Because it's a very different type of math than that used in Quant Finance. Econ PhD programs don't want people with broad math skills, they want people who know the very narrow slice of math needed to solve these very unusual models. Quant Finance mainly uses PDEs and Brownian Motion stuff that all Math and Physics majors learn.


Borrowing a line from Rentec, probably because they'd rather prefer pure-math or physics people not "tainted" by economic dogma


On the other hand Cliff Asness and AQR are perfectly happy to rake in money by using the "dogma" as you describe it to analyze and trade in financial markets.


One of the more disturbing things is that economists both believe in it and don't believe in it.

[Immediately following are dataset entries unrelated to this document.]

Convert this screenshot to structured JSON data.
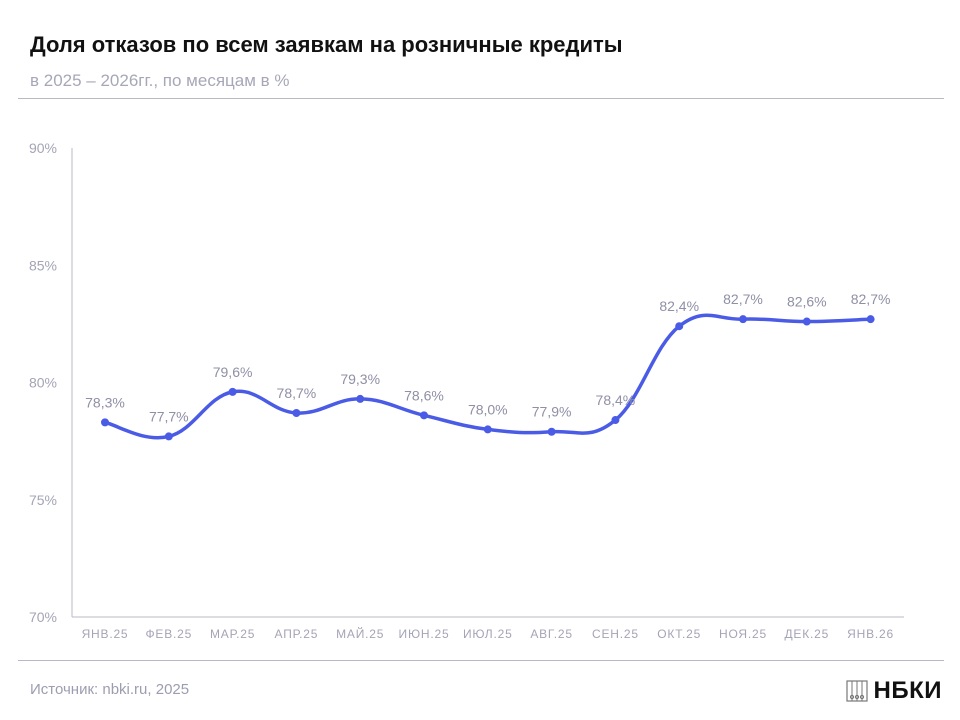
{
  "title": "Доля отказов по всем заявкам на розничные кредиты",
  "subtitle": "в 2025 – 2026гг., по месяцам в %",
  "source": "Источник: nbki.ru, 2025",
  "logo": "НБКИ",
  "colors": {
    "line": "#4a5be6",
    "label": "#8f8fa6",
    "axis": "#b9b9c4"
  },
  "chart_data": {
    "type": "line",
    "title": "Доля отказов по всем заявкам на розничные кредиты",
    "xlabel": "",
    "ylabel": "",
    "ylim": [
      70,
      90
    ],
    "yticks": [
      70,
      75,
      80,
      85,
      90
    ],
    "ytick_labels": [
      "70%",
      "75%",
      "80%",
      "85%",
      "90%"
    ],
    "categories": [
      "ЯНВ.25",
      "ФЕВ.25",
      "МАР.25",
      "АПР.25",
      "МАЙ.25",
      "ИЮН.25",
      "ИЮЛ.25",
      "АВГ.25",
      "СЕН.25",
      "ОКТ.25",
      "НОЯ.25",
      "ДЕК.25",
      "ЯНВ.26"
    ],
    "values": [
      78.3,
      77.7,
      79.6,
      78.7,
      79.3,
      78.6,
      78.0,
      77.9,
      78.4,
      82.4,
      82.7,
      82.6,
      82.7
    ],
    "data_labels": [
      "78,3%",
      "77,7%",
      "79,6%",
      "78,7%",
      "79,3%",
      "78,6%",
      "78,0%",
      "77,9%",
      "78,4%",
      "82,4%",
      "82,7%",
      "82,6%",
      "82,7%"
    ],
    "grid": false
  }
}
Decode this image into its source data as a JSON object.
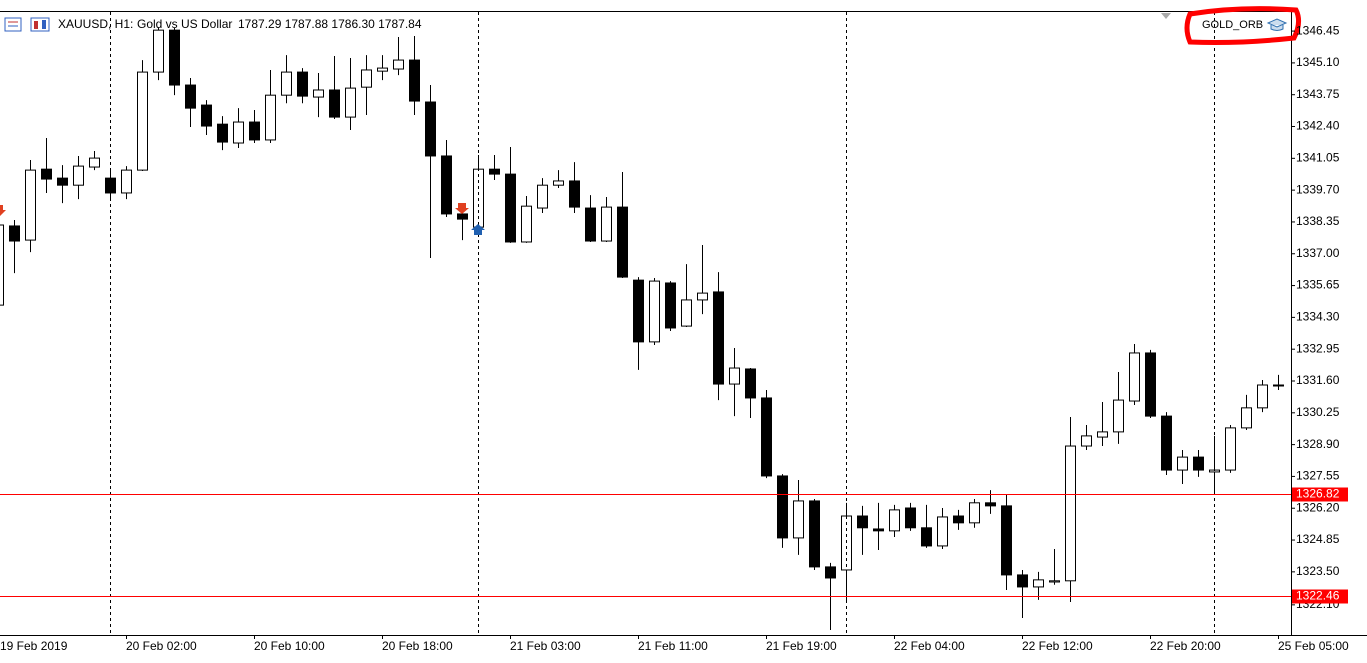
{
  "chart_data": {
    "type": "candlestick",
    "title": "XAUUSD, H1:",
    "subtitle": "Gold vs US Dollar",
    "quote": "1787.29 1787.88 1786.30 1787.84",
    "expert": "GOLD_ORB",
    "categories": [
      "19 Feb 2019",
      null,
      null,
      null,
      null,
      null,
      null,
      null,
      "20 Feb 02:00",
      null,
      null,
      null,
      null,
      null,
      null,
      null,
      "20 Feb 10:00",
      null,
      null,
      null,
      null,
      null,
      null,
      null,
      "20 Feb 18:00",
      null,
      null,
      null,
      null,
      null,
      null,
      null,
      "21 Feb 03:00",
      null,
      null,
      null,
      null,
      null,
      null,
      null,
      "21 Feb 11:00",
      null,
      null,
      null,
      null,
      null,
      null,
      null,
      "21 Feb 19:00",
      null,
      null,
      null,
      null,
      null,
      null,
      null,
      "22 Feb 04:00",
      null,
      null,
      null,
      null,
      null,
      null,
      null,
      "22 Feb 12:00",
      null,
      null,
      null,
      null,
      null,
      null,
      null,
      "22 Feb 20:00",
      null,
      null,
      null,
      null,
      null,
      null,
      null,
      "25 Feb 05:00"
    ],
    "open": [
      1334.82,
      1338.18,
      1337.58,
      1340.59,
      1340.21,
      1339.91,
      1340.68,
      1340.21,
      1339.58,
      1340.55,
      1344.71,
      1346.49,
      1344.16,
      1343.31,
      1342.5,
      1341.7,
      1342.59,
      1341.83,
      1343.73,
      1344.71,
      1343.65,
      1343.95,
      1342.8,
      1344.07,
      1344.75,
      1344.84,
      1345.22,
      1343.44,
      1341.15,
      1338.69,
      1338.13,
      1340.59,
      1340.38,
      1337.5,
      1338.94,
      1339.91,
      1340.09,
      1338.94,
      1337.54,
      1338.98,
      1335.88,
      1333.26,
      1335.76,
      1333.93,
      1335.04,
      1335.38,
      1331.47,
      1332.11,
      1330.88,
      1327.57,
      1324.94,
      1326.51,
      1323.71,
      1323.58,
      1325.87,
      1325.32,
      1325.24,
      1326.21,
      1325.37,
      1324.6,
      1325.87,
      1325.58,
      1326.43,
      1326.3,
      1323.37,
      1322.86,
      1323.07,
      1323.12,
      1328.84,
      1329.22,
      1329.44,
      1330.75,
      1332.79,
      1330.11,
      1327.82,
      1328.37,
      1327.74,
      1327.82,
      1329.61,
      1330.46,
      1331.43
    ],
    "high": [
      1338.52,
      1338.43,
      1340.98,
      1341.91,
      1340.76,
      1341.15,
      1341.36,
      1340.55,
      1340.72,
      1345.22,
      1346.58,
      1346.58,
      1344.46,
      1343.52,
      1342.84,
      1343.18,
      1343.1,
      1344.8,
      1345.43,
      1344.88,
      1344.67,
      1345.39,
      1345.31,
      1345.43,
      1345.43,
      1346.2,
      1346.24,
      1344.16,
      1341.83,
      1339.07,
      1341.19,
      1341.19,
      1341.53,
      1339.45,
      1340.21,
      1340.55,
      1340.89,
      1339.49,
      1339.41,
      1340.47,
      1336.01,
      1335.97,
      1335.84,
      1336.56,
      1337.37,
      1336.22,
      1333.0,
      1332.15,
      1331.22,
      1327.65,
      1327.4,
      1326.59,
      1323.88,
      1326.43,
      1326.3,
      1326.43,
      1326.34,
      1326.43,
      1326.34,
      1326.21,
      1326.13,
      1326.59,
      1326.97,
      1326.76,
      1323.58,
      1323.5,
      1324.47,
      1330.07,
      1329.73,
      1330.71,
      1331.98,
      1333.17,
      1332.92,
      1330.28,
      1328.67,
      1328.67,
      1329.27,
      1329.73,
      1331.01,
      1331.64,
      1331.86
    ],
    "low": [
      1334.82,
      1336.18,
      1337.07,
      1339.58,
      1339.15,
      1339.32,
      1340.55,
      1339.28,
      1339.32,
      1340.51,
      1344.37,
      1343.73,
      1342.38,
      1342.04,
      1341.4,
      1341.49,
      1341.7,
      1341.7,
      1343.39,
      1343.39,
      1342.8,
      1342.72,
      1342.25,
      1342.89,
      1344.37,
      1344.58,
      1342.89,
      1336.82,
      1338.56,
      1337.58,
      1337.92,
      1340.13,
      1337.46,
      1337.46,
      1338.73,
      1339.79,
      1338.73,
      1337.5,
      1337.5,
      1335.97,
      1332.07,
      1333.13,
      1333.72,
      1333.89,
      1334.44,
      1330.79,
      1330.11,
      1330.03,
      1327.48,
      1324.52,
      1324.22,
      1323.58,
      1321.03,
      1322.27,
      1324.22,
      1324.43,
      1324.98,
      1325.24,
      1324.52,
      1324.47,
      1325.28,
      1325.37,
      1325.96,
      1322.73,
      1321.54,
      1322.31,
      1322.95,
      1322.22,
      1328.67,
      1328.84,
      1328.93,
      1330.58,
      1330.03,
      1327.61,
      1327.23,
      1327.53,
      1326.85,
      1327.7,
      1329.52,
      1330.28,
      1331.22
    ],
    "close": [
      1338.22,
      1337.54,
      1340.55,
      1340.17,
      1339.91,
      1340.72,
      1341.06,
      1339.58,
      1340.55,
      1344.71,
      1346.49,
      1344.16,
      1343.18,
      1342.42,
      1341.74,
      1342.59,
      1341.83,
      1343.73,
      1344.71,
      1343.69,
      1343.95,
      1342.8,
      1344.03,
      1344.8,
      1344.88,
      1345.22,
      1343.48,
      1341.15,
      1338.69,
      1338.47,
      1340.59,
      1340.38,
      1337.5,
      1339.02,
      1339.91,
      1340.09,
      1338.98,
      1337.54,
      1338.98,
      1336.01,
      1333.26,
      1335.84,
      1333.85,
      1335.04,
      1335.33,
      1331.47,
      1332.15,
      1330.88,
      1327.57,
      1324.94,
      1326.51,
      1323.71,
      1323.24,
      1325.87,
      1325.37,
      1325.24,
      1326.13,
      1325.37,
      1324.6,
      1325.83,
      1325.58,
      1326.43,
      1326.3,
      1323.37,
      1322.86,
      1323.16,
      1323.12,
      1328.84,
      1329.27,
      1329.44,
      1330.79,
      1332.79,
      1330.11,
      1327.82,
      1328.37,
      1327.82,
      1327.82,
      1329.61,
      1330.46,
      1331.43,
      1331.39
    ],
    "up_color": "#ffffff",
    "down_color": "#000000",
    "wick_color": "#000000",
    "ylim": [
      1320.82,
      1347.26
    ],
    "yticks": [
      1346.45,
      {
        "value": 1345.1,
        "label": "1345.10"
      },
      1343.75,
      {
        "value": 1342.4,
        "label": "1342.40"
      },
      1341.05,
      {
        "value": 1339.7,
        "label": "1339.70"
      },
      1338.35,
      {
        "value": 1337,
        "label": "1337.00"
      },
      1335.65,
      {
        "value": 1334.3,
        "label": "1334.30"
      },
      1332.95,
      {
        "value": 1331.6,
        "label": "1331.60"
      },
      1330.25,
      {
        "value": 1328.9,
        "label": "1328.90"
      },
      1327.55,
      {
        "value": 1326.2,
        "label": "1326.20"
      },
      1324.85,
      {
        "value": 1323.5,
        "label": "1323.50"
      },
      {
        "value": 1322.1,
        "label": "1322.10"
      }
    ],
    "levels": [
      {
        "value": 1326.82,
        "color": "#ff0000"
      },
      {
        "value": 1322.46,
        "color": "#ff0000"
      }
    ]
  }
}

Like, the standard Arrow Debreu market assumes that you don't carry over money balances from one day to the next, yet economists will vehemently argue in favor of being able to violate Arrow Debreu markets, but the market is in equilibrium anyway.


I just went through the DSGE wiki page [1]. It says the following about the model, which if true, then I can see why it is an completely unserious model.

> Below is an example of the set of assumptions a DSGE is built upon:

    > Perfect competition in all markets
    > All prices adjust instantaneously
    > Rational expectations
    > No asymmetric information
    > The competitive equilibrium is Pareto optimal
    > Firms are identical and price takers
    > Infinitely lived identical price-taking households
> to which the following frictions are added:

    > Distortionary taxes (Labour taxes) – to account for not lump-sum taxation
    > Habit persistence (the period utility function depends on a quasi-difference of consumption)
    > Adjustment costs on investments – to make investments less volatile
    > Labour adjustment costs – to account for costs firms face when changing the level of employment
[1] https://en.wikipedia.org/wiki/Dynamic_stochastic_general_equ...


Are these not the 'friction can be ignored' assumptions of economics? They are, of course, blatantly false. But that doesn't stop such models from effectively modelling real-world behavior.

Granted, I know a slight bit about general equilibrium theory, but nothing about DSGE.